An Oberon class submarine, HMAS Otama, has been listed for sale on eBay. View topic in "Other International Navies"
Cachalot - Scrapped Blyth 1980
Finwhale - Scrapped Cantabria (spain) 1988
Grampus - Lost whilst in use as a target 1980
Narwhal - Sunk as a dive / salvage training site 1983
Porpoise - Sunk as a target 1985
Rorqual - Scrapped Plymouth 1977
Sealion - Sold to Inner Action charitable group in 1988 and later scrapped Blyth.
Walrus - Sold to Humber Ship Repairers 1987
Oberon - Sold to Humber Ship Repairers 1987
Odin - Scrapped Aliga Turkey 1991
Orpheus - Scrapped Pounds 1994
Olympus - Sold to Canada 1989
Osirus - Sold to Canada 1992 and stripped for spares then scrapped Garston
Onslaught - Scrapped Aliga Turkey 1991
Otter - Scrapped Pounds 1991 (stripped for spares to Chile)
Oracle - Sold to Pounds 1995 (resold for scrapping Aliaga but foundered off
Ocelot - Museum Chatham 1992
Otus - Sold Pounds 1991 later resold to become museum in Germany
Oppossum - Scrapped Pounds 1995
Opportune - Scrapped Pounds 1995
Onyx - Museum 1991
With regards to the sale of subs to Egypt, Humber Ship Repairers hoped to refurbish and resale the Walrus and Oberon which were renamed Seaforth A and Seaforth B to the several interested parties including the Egyptians.
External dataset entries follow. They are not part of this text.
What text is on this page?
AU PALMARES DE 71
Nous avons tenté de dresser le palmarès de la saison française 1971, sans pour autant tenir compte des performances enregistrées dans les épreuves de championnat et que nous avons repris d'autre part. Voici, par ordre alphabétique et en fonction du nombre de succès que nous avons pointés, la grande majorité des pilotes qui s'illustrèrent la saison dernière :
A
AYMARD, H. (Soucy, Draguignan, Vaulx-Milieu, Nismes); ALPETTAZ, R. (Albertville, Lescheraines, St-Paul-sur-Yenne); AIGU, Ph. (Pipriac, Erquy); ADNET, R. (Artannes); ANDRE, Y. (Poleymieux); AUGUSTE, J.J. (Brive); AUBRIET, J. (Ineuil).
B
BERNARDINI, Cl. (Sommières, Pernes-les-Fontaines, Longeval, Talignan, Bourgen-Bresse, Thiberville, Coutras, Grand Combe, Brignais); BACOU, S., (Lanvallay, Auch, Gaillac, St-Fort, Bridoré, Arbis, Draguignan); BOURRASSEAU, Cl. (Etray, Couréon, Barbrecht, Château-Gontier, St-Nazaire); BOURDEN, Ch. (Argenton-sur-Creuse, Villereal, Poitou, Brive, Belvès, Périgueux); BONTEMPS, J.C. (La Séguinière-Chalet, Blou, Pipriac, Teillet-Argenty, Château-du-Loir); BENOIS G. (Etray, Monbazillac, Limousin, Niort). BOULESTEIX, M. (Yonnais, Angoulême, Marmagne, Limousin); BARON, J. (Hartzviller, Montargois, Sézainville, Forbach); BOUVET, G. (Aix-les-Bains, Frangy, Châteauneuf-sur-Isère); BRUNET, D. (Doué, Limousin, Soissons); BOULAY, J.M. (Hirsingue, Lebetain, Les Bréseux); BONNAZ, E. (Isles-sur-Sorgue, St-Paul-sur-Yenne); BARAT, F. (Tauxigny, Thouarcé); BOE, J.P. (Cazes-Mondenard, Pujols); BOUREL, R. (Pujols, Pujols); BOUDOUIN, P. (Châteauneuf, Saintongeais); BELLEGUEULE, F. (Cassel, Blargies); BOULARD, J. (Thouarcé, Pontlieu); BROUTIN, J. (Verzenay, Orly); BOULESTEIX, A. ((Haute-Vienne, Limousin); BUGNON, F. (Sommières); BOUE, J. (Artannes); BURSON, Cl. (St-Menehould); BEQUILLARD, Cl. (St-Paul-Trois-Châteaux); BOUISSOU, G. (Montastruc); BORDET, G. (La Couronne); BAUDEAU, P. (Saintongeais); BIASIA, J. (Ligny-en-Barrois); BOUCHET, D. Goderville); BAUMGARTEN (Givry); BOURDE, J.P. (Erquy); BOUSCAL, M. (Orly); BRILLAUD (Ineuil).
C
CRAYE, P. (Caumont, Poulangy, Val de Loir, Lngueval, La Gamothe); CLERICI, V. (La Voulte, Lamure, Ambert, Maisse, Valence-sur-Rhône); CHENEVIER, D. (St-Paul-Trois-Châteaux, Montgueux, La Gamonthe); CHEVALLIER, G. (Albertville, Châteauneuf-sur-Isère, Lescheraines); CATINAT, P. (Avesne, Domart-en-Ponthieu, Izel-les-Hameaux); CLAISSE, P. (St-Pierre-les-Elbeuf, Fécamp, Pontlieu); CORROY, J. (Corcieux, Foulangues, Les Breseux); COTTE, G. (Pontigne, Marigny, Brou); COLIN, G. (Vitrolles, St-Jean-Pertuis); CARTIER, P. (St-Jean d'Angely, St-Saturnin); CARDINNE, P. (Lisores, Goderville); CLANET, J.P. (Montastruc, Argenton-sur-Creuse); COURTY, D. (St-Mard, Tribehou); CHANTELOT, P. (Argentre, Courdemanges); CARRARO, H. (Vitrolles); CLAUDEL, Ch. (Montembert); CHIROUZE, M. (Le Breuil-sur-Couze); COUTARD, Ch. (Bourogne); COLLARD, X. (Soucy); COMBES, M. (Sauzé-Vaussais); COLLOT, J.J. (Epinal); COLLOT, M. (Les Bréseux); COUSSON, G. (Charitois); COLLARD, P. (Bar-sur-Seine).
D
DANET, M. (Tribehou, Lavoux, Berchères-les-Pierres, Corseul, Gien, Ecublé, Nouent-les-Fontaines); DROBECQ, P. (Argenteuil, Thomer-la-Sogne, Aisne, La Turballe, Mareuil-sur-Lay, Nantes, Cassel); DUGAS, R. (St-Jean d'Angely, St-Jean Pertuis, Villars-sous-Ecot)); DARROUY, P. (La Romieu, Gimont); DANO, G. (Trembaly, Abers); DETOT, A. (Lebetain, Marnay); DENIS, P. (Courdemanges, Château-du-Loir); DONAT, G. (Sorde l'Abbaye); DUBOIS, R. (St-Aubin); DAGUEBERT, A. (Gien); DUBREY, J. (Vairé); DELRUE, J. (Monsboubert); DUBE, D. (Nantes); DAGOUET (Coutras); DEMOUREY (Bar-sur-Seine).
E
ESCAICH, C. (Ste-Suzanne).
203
No deal was forthcoming and the subs were eventually broken up at Grimsby (as seen in the earlier posted pictures).
I read last post with interest as I had mistakenly thought it was the Osiris the Fairplay XIV towed from Pounds. I used a photograph to brighten up my web page so I'll have to alter the name.
Very intersesting posts on shipsnostalgia.
I have a fond memory of HMS OTTER on what must have been her last commission, in 1990.
I was in Copenhagen to call on AP Moller, who had expressed interest in chartering our two spare newbuilding containerships, Chekiang and Chengtu, which we had ordered because we knew we had a good design and the price was right, with the idea that they might fit into our trades later. Having done most of the preliminaries through Maersk Broker's Hong Kong office it had been agreed that a face to face meeting would, unusually in chartering, be useful.
This was in part because it was quite obvious that no-one in Maersk had ever heard of CNCo, and they clearly doubted our ability to run a ship. For our part, of course, since we had been doing so more than thirty years before D/S Svendborg was set up, we were on our mettle.
As I walked down the quay towards the entrance to the Blue Kremlin I spotted a fin and level with the entrance was HMS OTTER, displaying as is normal her battle honours ...
...which included "COPENHAGEN" ! (Thumb)
I grew about six inches on the spot and strode into the building for a meeting which included such gems as:
"Do you visit your ships?"
"What do you take with you?"
"The daily paper, what do you take?"
"Do your crews repair reefer containers?"
"Do you supply manuals?"
I reckon the sight of HMS OTTER was worth US$200 a day on each of two charters for two years! :D
See below for information about the fate of HMAS Otway - it's quite startling when you round the bend in Holbrook NSW and see heer sitting there!
Onyx.......Rotting alongside in Barrow.